In reality, few are voted off


While the drama and comedy series categories enjoyed a renaissance this year, aside from honoring reality hosts for the first time Emmy's major unscripted categories largely followed last year's script.

The competition series nominees are CBS' five-time winner "The Amazing Race," Fox's "American Idol," ABC's "Dancing With the Stars" and Bravo's "Project Runway" and "Top Chef," all of which were in the category last year.

Jane Lipsitz, executive producer of "Chef" and "Runway," is back in a position of competing against herself. This time, there's the added twist that she's leaving "Runway" when the series shifts to Lifetime next year.

"We're just so thrilled about both 'Top Chef' and 'Runway,' particularly 'Top Chef' since last year was the first year it was nominated," she said. "It's particularly meaningful for 'Runway' because we're finishing up our last season, so we're emotional about the show right now. Getting nominated for it is important and special."

For the second consecutive year, CBS' "Survivor" is notably absent from the competition series list. The snub is even more surprising this year as the veteran reality show's most recent cycle garnered strong critical praise.

"I'd be lying if I didn't admit that I was a little disappointed that 'Survivor' wasn't nominated," said the show's Jeff Probst, who picked up a nomination in the host category. "We're coming off two of our very best seasons."

The nominees for outstanding nonfiction series also are familiar. Discovery Channel's "Deadliest Catch," PBS' "American Masters," Bio's "Biography" and Bravo's "Inside the Actors Studio" all received nominations again this year.

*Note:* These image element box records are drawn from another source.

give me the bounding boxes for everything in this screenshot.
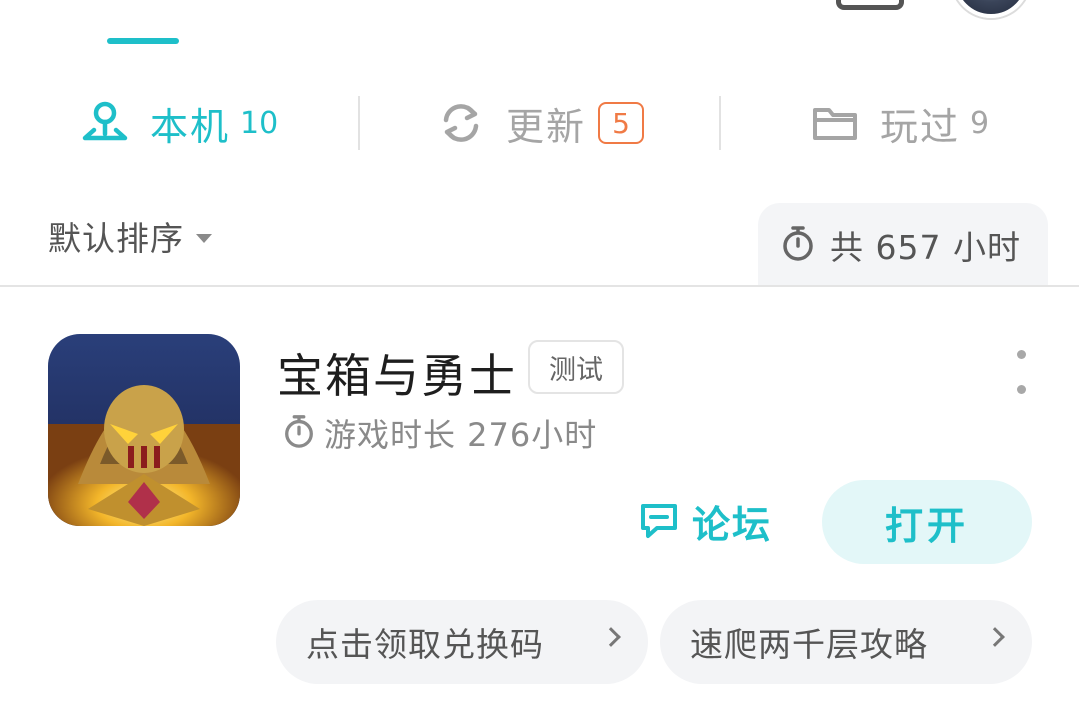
chevron-right-icon [601,627,621,647]
location-pin-icon [80,98,130,148]
tab-updates[interactable]: 更新 5 [436,86,645,160]
stopwatch-icon [780,224,816,266]
chip-label: 点击领取兑换码 [306,625,544,664]
test-tag: 测试 [528,340,624,394]
tab-updates-label: 更新 [506,104,587,149]
stopwatch-icon [282,413,316,453]
chat-bubble-icon [638,499,680,545]
dot [1016,385,1026,394]
tab-played[interactable]: 玩过 9 [810,86,989,160]
divider [358,96,360,150]
tab-played-label: 玩过 [880,104,961,149]
more-options-button[interactable] [1006,350,1036,394]
sort-label: 默认排序 [48,219,184,258]
sort-dropdown[interactable]: 默认排序 [48,212,212,260]
folder-icon [810,98,860,148]
forum-button[interactable]: 论坛 [638,494,772,549]
avatar[interactable] [952,0,1030,18]
play-time: 游戏时长 276小时 [282,410,597,456]
redeem-code-chip[interactable]: 点击领取兑换码 [276,600,648,684]
active-tab-indicator [107,38,179,44]
game-icon[interactable] [48,334,240,526]
game-title[interactable]: 宝箱与勇士 [277,340,517,406]
top-navigation [0,0,1079,60]
forum-label: 论坛 [692,503,773,547]
play-time-text: 游戏时长 276小时 [324,416,598,454]
guide-chip[interactable]: 速爬两千层攻略 [660,600,1032,684]
tab-played-count: 9 [970,105,990,141]
tab-local-count: 10 [240,105,279,141]
chip-label: 速爬两千层攻略 [690,625,928,664]
dot [1016,350,1026,359]
updates-count-badge: 5 [598,102,645,144]
total-playtime: 共 657 小时 [758,203,1048,287]
caret-down-icon [196,233,212,243]
tab-local[interactable]: 本机 10 [80,86,278,160]
chevron-right-icon [985,627,1005,647]
total-playtime-text: 共 657 小时 [830,228,1021,267]
divider [0,285,1079,287]
tab-local-label: 本机 [150,104,231,149]
open-button[interactable]: 打开 [822,480,1032,564]
refresh-icon [436,98,486,148]
message-icon[interactable] [836,0,904,10]
divider [719,96,721,150]
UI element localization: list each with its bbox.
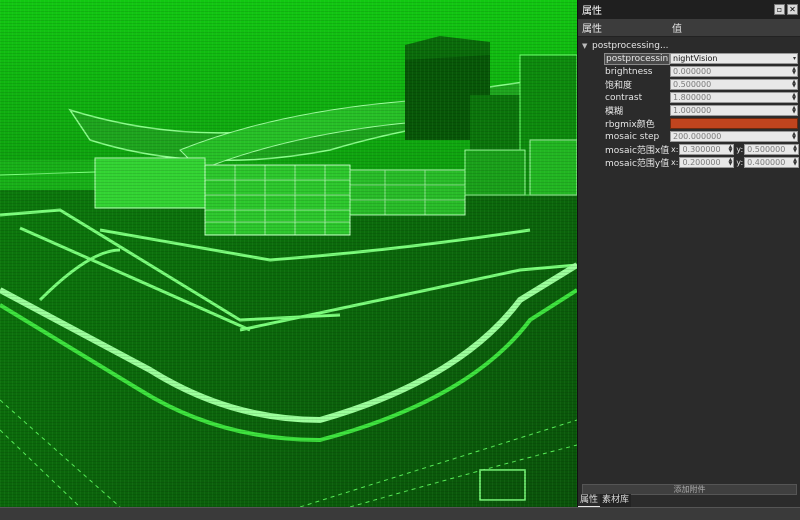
tab-properties[interactable]: 属性 — [578, 494, 601, 507]
panel-title-bar: 属性 ▫ ✕ — [578, 0, 800, 19]
mosaic-y-max-spinbox[interactable]: 0.400000 ▲ ▼ — [744, 157, 800, 168]
spin-arrows-icon[interactable]: ▲ ▼ — [792, 106, 796, 115]
property-row-mosaic-x[interactable]: mosaic范围x值 x: 0.300000 ▲ ▼ y: 0.500000 ▲ ▼ — [604, 143, 800, 156]
mosaic-x-min-value: 0.300000 — [682, 145, 721, 154]
postprocessing-group[interactable]: ▼ postprocessing... — [578, 39, 800, 52]
y-label: y: — [736, 158, 744, 167]
spin-arrows-icon[interactable]: ▲ ▼ — [792, 67, 796, 76]
mosaic-y-min-value: 0.200000 — [682, 158, 721, 167]
saturation-spinbox[interactable]: 0.500000 ▲ ▼ — [670, 79, 798, 90]
float-window-button[interactable]: ▫ — [774, 4, 785, 15]
property-label-blur: 模糊 — [605, 107, 624, 117]
group-label: postprocessing... — [592, 40, 669, 51]
rgbmix-color-swatch[interactable] — [670, 118, 798, 129]
status-bar — [0, 507, 800, 520]
effect-select-value: nightVision — [673, 54, 718, 63]
property-row-saturation[interactable]: 饱和度 0.500000 ▲ ▼ — [604, 78, 800, 91]
property-row-effect[interactable]: postprocessin... nightVision ▾ — [604, 52, 800, 65]
mosaic-x-max-spinbox[interactable]: 0.500000 ▲ ▼ — [744, 144, 800, 155]
property-label-mosaic-x: mosaic范围x值 — [605, 146, 670, 156]
property-label-effect: postprocessin... — [604, 52, 670, 65]
property-label-mosaic-y: mosaic范围y值 — [605, 159, 670, 169]
tab-materials[interactable]: 素材库 — [600, 494, 632, 507]
expand-arrow-icon[interactable]: ▼ — [582, 42, 592, 50]
property-label-contrast: contrast — [605, 92, 643, 103]
spin-arrows-icon[interactable]: ▲ ▼ — [792, 93, 796, 102]
panel-tabs: 属性 素材库 — [578, 494, 632, 507]
property-row-mosaic-y[interactable]: mosaic范围y值 x: 0.200000 ▲ ▼ y: 0.400000 ▲ ▼ — [604, 156, 800, 169]
x-label: x: — [671, 145, 679, 154]
close-window-button[interactable]: ✕ — [787, 4, 798, 15]
blur-value: 1.000000 — [673, 106, 712, 115]
property-row-contrast[interactable]: contrast 1.800000 ▲ ▼ — [604, 91, 800, 104]
spin-arrows-icon[interactable]: ▲ ▼ — [793, 158, 797, 167]
saturation-value: 0.500000 — [673, 80, 712, 89]
property-panel: 属性 ▫ ✕ 属性 值 ▼ postprocessing... postproc… — [577, 0, 800, 507]
property-row-blur[interactable]: 模糊 1.000000 ▲ ▼ — [604, 104, 800, 117]
brightness-spinbox[interactable]: 0.000000 ▲ ▼ — [670, 66, 798, 77]
spin-arrows-icon[interactable]: ▲ ▼ — [728, 145, 732, 154]
mosaic-y-max-value: 0.400000 — [747, 158, 786, 167]
mosaic-x-min-spinbox[interactable]: 0.300000 ▲ ▼ — [679, 144, 735, 155]
x-label: x: — [671, 158, 679, 167]
night-vision-scene — [0, 0, 577, 507]
property-table-header: 属性 值 — [578, 19, 800, 37]
mosaic-step-value: 200.000000 — [673, 132, 722, 141]
effect-select[interactable]: nightVision ▾ — [670, 53, 798, 64]
column-header-value: 值 — [672, 24, 682, 35]
column-header-property: 属性 — [582, 24, 602, 35]
property-label-brightness: brightness — [605, 66, 653, 77]
property-label-rgbmix: rbgmix颜色 — [605, 120, 655, 130]
mosaic-x-max-value: 0.500000 — [747, 145, 786, 154]
brightness-value: 0.000000 — [673, 67, 712, 76]
blur-spinbox[interactable]: 1.000000 ▲ ▼ — [670, 105, 798, 116]
property-label-saturation: 饱和度 — [605, 81, 633, 91]
contrast-spinbox[interactable]: 1.800000 ▲ ▼ — [670, 92, 798, 103]
panel-title: 属性 — [582, 6, 602, 17]
spin-arrows-icon[interactable]: ▲ ▼ — [792, 132, 796, 141]
property-row-brightness[interactable]: brightness 0.000000 ▲ ▼ — [604, 65, 800, 78]
y-label: y: — [736, 145, 744, 154]
spin-arrows-icon[interactable]: ▲ ▼ — [793, 145, 797, 154]
spin-arrows-icon[interactable]: ▲ ▼ — [792, 80, 796, 89]
property-row-mosaic-step[interactable]: mosaic step 200.000000 ▲ ▼ — [604, 130, 800, 143]
spin-arrows-icon[interactable]: ▲ ▼ — [728, 158, 732, 167]
mosaic-step-spinbox[interactable]: 200.000000 ▲ ▼ — [670, 131, 798, 142]
dropdown-arrow-icon[interactable]: ▾ — [793, 54, 796, 63]
scene-viewport[interactable] — [0, 0, 577, 507]
mosaic-y-min-spinbox[interactable]: 0.200000 ▲ ▼ — [679, 157, 735, 168]
contrast-value: 1.800000 — [673, 93, 712, 102]
property-label-mosaic-step: mosaic step — [605, 131, 660, 142]
property-row-rgbmix[interactable]: rbgmix颜色 — [604, 117, 800, 130]
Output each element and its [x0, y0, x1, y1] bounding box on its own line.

Showtime's "This American Life" is the only newcomer, filling a spot vacated by Discovery's one-off miniseries "Planet Earth."

Outstanding reality program has a couple of new faces, with A&E's "Intervention" and Discovery's "Dirty Jobs" landing in the category for the first time, joining returning nominees ABC's "Extreme Makeover: Home Edition," Bravo's "Kathy Griffin: My Life on the D-List" and PBS' "Antiques Roadshow."

"Dirty Jobs" executive producer Craig Piligian said his expectations were so low that he didn't even know Emmy nominations were being announced Thursday.

"I'm pleased and excited and humbled by it; it's a good little show," Piligian said. "(Host) Mike Rowe works so hard for it. He gets hurt and bit and cut, and we're pleased the academy has responded to it."

Ryan Seacrest ("Idol"), Tom Bergeron ("Dancing"), Howie Mandel (NBC's "Deal or No Deal"), Heidi Klum ("Runway") and Probst ("Survivor") were the first inaugural nominees for host of a reality-competition series, the second major unscripted Emmy category added in the past six years as the reality TV field rapidly expands.

"I'm not about to try and shrug it off as no big deal," Probst said. "It kicks ass. There are a ton of really good hosts who weren't nominated, but I'm certainly delighted I was one of the ones selected."

Bergeron was more subdued.

"Even if my name had not been among the five nominees, I'm just pleased the category exists," he said.

Still, Bergeron already has worked up a strategy to beat the competition: "I'm going to have dimples put in to compete with Probst, shaving my head to compete with Howie, waxing my legs to compete with Heidi and cutting 20 years off my résumé to compete with Ryan."

Kimberly Nordyke contributed to this report.